Alexandre Kiyohara: De 2018 a 2020, dedicamos muito tempo ao benchmarking e à alfabetização, especialmente da alta liderança, preparando o terreno para, em 2021, começarmos a implementar programas e nos consolidarmos nesse aspecto.
Nosso foco foi criar uma base sólida internamente para, então, expandir. Já tínhamos um papel importante na sustentabilidade, pelo ISE (Índice de Sustentabilidade Empresarial), e entendemos que deveríamos também induzir práticas de diversidade. Para serem listadas na B3, as empresas precisam cumprir determinadas regras. Analisando os dados públicos das empresas listadas, observamos uma significativa falta de diversidade. Esse problema ficou mais evidente após a CVM (Comissão de Valores Mobiliários) implementar a Resolução 59, que exigiu a inclusão de informações sobre raça, cor e gênero no formulário de referência obrigatório (documento que todas as empresas de capital aberto devem divulgar anualmente). Os dados revelaram que, das 343 empresas, 327 não tinham nenhuma pessoa preta nos conselhos.
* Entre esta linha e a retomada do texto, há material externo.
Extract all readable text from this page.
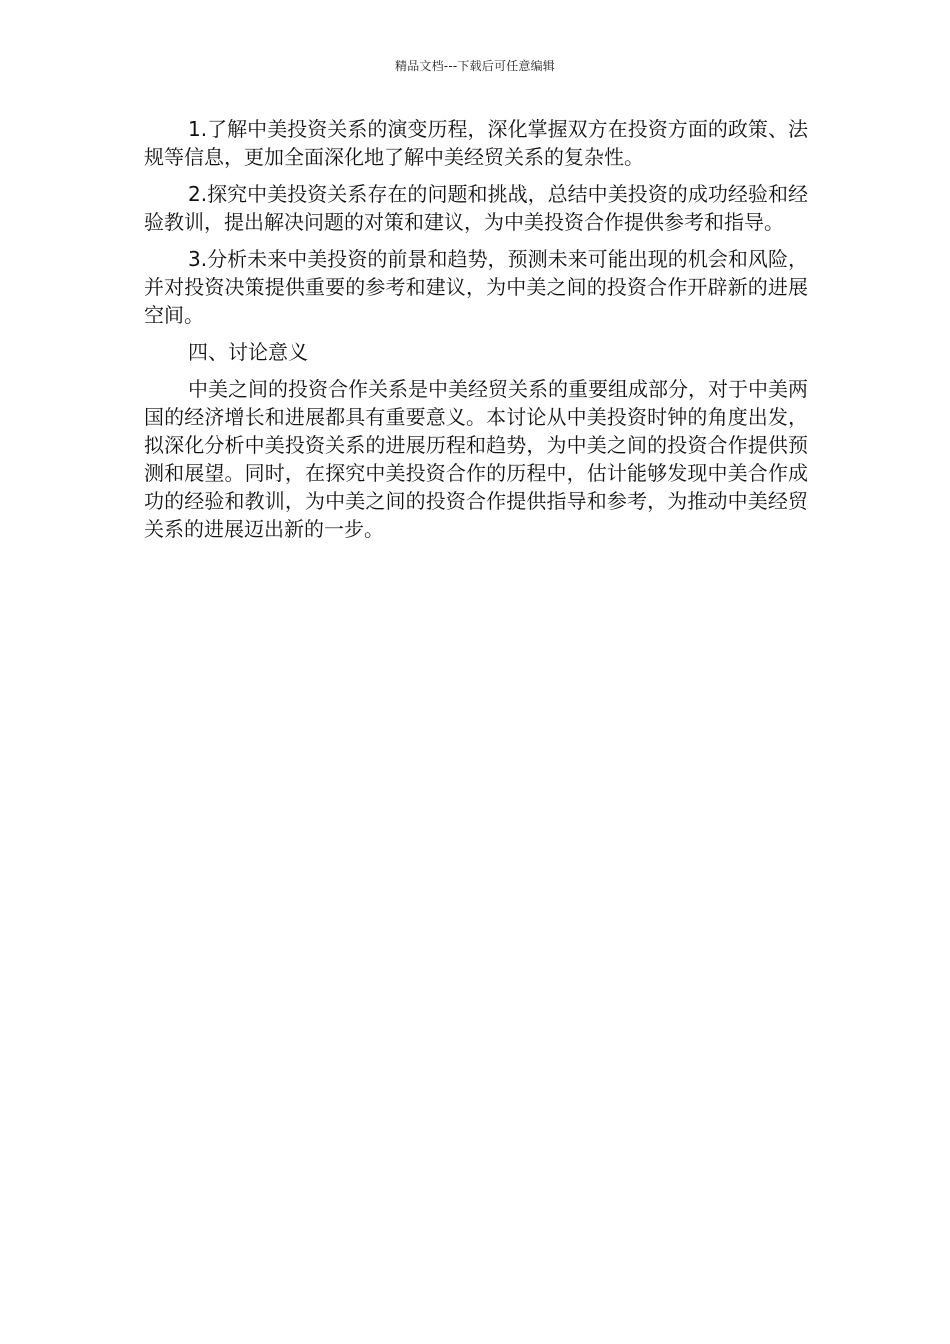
精品文档---下载后可任意编辑

1.了解中美投资关系的演变历程，深化掌握双方在投资方面的政策、法规等信息，更加全面深化地了解中美经贸关系的复杂性。

2.探究中美投资关系存在的问题和挑战，总结中美投资的成功经验和经验教训，提出解决问题的对策和建议，为中美投资合作提供参考和指导。

3.分析未来中美投资的前景和趋势，预测未来可能出现的机会和风险，并对投资决策提供重要的参考和建议，为中美之间的投资合作开辟新的进展空间。

四、讨论意义

中美之间的投资合作关系是中美经贸关系的重要组成部分，对于中美两国的经济增长和进展都具有重要意义。本讨论从中美投资时钟的角度出发，拟深化分析中美投资关系的进展历程和趋势，为中美之间的投资合作提供预测和展望。同时，在探究中美投资合作的历程中，估计能够发现中美合作成功的经验和教训，为中美之间的投资合作提供指导和参考，为推动中美经贸关系的进展迈出新的一步。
Foi aí que propusemos o Anexo ASG em 2023, um documento com medidas para estimular a diversidade de gênero e a presença de grupos sub-representados em cargos de alta liderança, além de relatar boas práticas ESG (ambientais, sociais e de governança) pelas companhias listadas. O mecanismo ganhou o nome de “pratique ou explique” e exige que as empresas deem transparência ao mercado sobre as ações adotadas ou expliquem sua ausência. Essas evidências devem ser incluídas no formulário de referência, começando em 2025. Nos inspiramos em práticas de outras bolsas do mundo todo para adaptar as melhores práticas ao contexto brasileiro.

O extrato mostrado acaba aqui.